Ce sont des fragments de vie d'un adolescent, en 1994, à quelques mois du bac, qui démarrent par "Aujourd'hui
Kurt Cobain est mort". Il se désigne comme
un garçon ordinaire, dont on ne connaitra le prénom qu'à la dernière ligne, qui habite dans une petite ville ou banlieue, où cohabitent différentes classes sociales, qui n'est pas nommée.
Est-ce vraiment
un garçon ordinaire ? Non, c'est lui qui se juge ordinaire, c'est une vision nombriliste, car il n'est pas un garçon comme tous les autres garçons, il a une personnalité qui lui est propre, il est marqué par sa génération, son milieu, ses origines. C'est un témoignage de la génération X, la bof génération, celle du déclin de la natalité après le baby boom.
Le héros narrateur est un fils unique, bon élève, hypersensible, pudique, timide, qui n'ose pas se déclarer à la fille qu'il aime.
Sa vie tourne autour de la musique. Il gratte la guitare avec Tom à la batterie et Youri au micro, dans le « local » où s'improvisent des petites fiestas.
« Ça commence dans le ventre, ça me prend là, au plus profond, puis ça irradie dans tout mon corps… » p. 31
Le roman est rythmé par son monde musical. Il y a des joints qui circulent, de la bière, de l'alcool mais pas d'héroïne.
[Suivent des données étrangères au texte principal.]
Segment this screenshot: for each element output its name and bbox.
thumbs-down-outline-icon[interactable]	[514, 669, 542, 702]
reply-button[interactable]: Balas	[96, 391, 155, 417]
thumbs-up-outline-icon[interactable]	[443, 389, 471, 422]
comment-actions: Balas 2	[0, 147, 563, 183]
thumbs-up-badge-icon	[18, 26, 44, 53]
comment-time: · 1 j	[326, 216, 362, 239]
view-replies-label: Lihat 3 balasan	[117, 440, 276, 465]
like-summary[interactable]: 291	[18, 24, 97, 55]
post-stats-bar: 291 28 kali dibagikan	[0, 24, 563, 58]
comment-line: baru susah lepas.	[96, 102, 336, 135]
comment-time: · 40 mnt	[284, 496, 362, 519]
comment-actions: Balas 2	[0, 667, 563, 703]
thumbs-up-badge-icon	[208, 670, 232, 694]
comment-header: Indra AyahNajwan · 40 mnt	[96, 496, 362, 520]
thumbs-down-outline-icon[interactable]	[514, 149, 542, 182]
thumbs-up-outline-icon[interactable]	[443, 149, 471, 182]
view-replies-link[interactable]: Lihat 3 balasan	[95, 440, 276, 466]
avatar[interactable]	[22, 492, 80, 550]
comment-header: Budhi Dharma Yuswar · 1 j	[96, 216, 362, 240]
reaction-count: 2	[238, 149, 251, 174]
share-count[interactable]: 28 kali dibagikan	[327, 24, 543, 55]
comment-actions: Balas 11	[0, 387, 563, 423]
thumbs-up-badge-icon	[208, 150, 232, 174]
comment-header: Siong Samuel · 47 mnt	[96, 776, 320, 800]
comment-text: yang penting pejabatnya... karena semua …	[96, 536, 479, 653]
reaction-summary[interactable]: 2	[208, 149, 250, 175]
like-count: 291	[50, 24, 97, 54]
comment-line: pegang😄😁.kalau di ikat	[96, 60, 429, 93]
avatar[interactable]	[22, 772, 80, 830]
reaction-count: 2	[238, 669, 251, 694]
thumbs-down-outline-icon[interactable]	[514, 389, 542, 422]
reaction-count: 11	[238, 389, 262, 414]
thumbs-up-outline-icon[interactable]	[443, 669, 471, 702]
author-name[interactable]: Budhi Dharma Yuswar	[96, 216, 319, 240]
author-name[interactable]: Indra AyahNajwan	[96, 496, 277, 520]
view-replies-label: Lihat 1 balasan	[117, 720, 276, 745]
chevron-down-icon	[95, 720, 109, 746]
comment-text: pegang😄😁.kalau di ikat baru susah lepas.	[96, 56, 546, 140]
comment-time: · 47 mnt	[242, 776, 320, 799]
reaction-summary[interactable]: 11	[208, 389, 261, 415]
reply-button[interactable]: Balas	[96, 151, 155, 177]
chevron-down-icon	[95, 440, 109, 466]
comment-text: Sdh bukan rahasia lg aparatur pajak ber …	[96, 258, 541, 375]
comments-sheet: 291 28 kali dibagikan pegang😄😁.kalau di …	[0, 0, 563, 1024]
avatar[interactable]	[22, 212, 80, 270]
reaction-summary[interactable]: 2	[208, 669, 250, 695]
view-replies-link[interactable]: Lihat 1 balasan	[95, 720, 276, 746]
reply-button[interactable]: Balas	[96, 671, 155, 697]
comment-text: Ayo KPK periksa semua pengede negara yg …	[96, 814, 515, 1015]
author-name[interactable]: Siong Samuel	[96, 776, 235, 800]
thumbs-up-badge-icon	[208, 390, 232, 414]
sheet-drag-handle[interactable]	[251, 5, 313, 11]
Un garçon ordinaire a sa bande avec Youri qui a redoublé deux fois, dont le père est un petit entrepreneur dans le bâtiment, avec Tom, dont la famille gère Mammouth, qui est riche et généreuse, qui leur prête le « local » pour répéter, une vieille remise au fond de leur jardin, avec Sakina qui habite en foyer, avec Karim de la Cité des Oeillets qui ne les a jamais invités chez lui, et enfin Alice, la plus belle fille du lycée, celle dont il est amoureux qui a une grande maison et dont le père vient la chercher en Volvo.
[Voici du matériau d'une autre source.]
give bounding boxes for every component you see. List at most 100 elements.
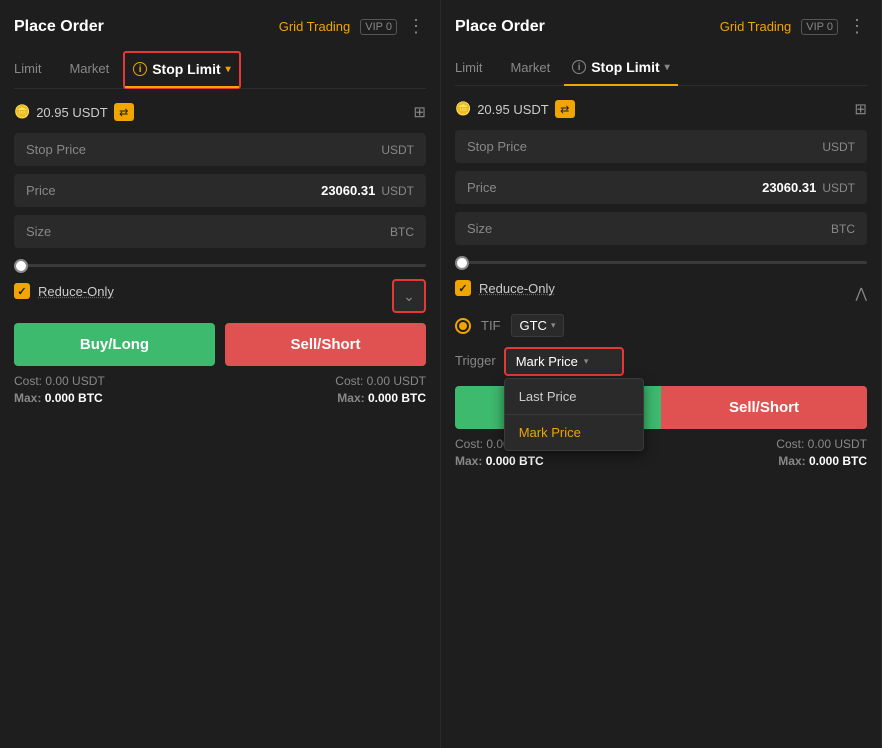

La bande fait fi des clivages sociaux ou ethniques, et les rôles sont inversés, ce sont les filles qui prennent les initiatives en amour.
Ils ont leur QG comme le « local » ou La Taverne, leur bistrot.
Il habite un petit pavillon avec des parents aimants et sans histoires : les rôles sont bien distribués, le père tond la pelouse pendant que la mère est à la cuisine. La communication en famille est sommaire et bienveillante. Les quelques bémols sont politiques.
« Mon oncle assure que le Pen « ne dit pas que des conneries ». Mon père, encarté au PS, s'insurge. La bonne humeur se teinte d'une tension palpable. » p. 43
Rien de bien méchant, par contre les clivages sociaux sont perceptibles dans la rue et donnent lieu à de la baston, pour un rien comme un crachat de petits pois à la cantine, skaters, skins contre la bande au garçon ordinaire. Il y a aussi « les cassos ». Ce n'est pas un roman à l'eau de rose, il y a des moments forts.
C'est un témoignage lyrique très poétique qui fige l'instant éphémère du passage à l'âge adulte, moment où la vie est la plus intense, pour le meilleur, passion, sentiments exacerbés, promesse de l'avenir, et pour le pire, violence, choix à faire, société sclérosée.
C'est un livre que j'ai dévoré en quelques heures portée par le rythme musical et les battements du coeur d'
un garçon ordinaire.
C'est une prose agréable avec une prosodie singulière qui joue des poncifs de "Aujourd'hui, maman est morte" ou des bagarres de gang de West Side Story, probablement d'autres que je n'ai pas décelés, tout comme les nombreux clins d'oeil musicaux de la génération X, le titre
Un garçon ordinaire donne bien le ton.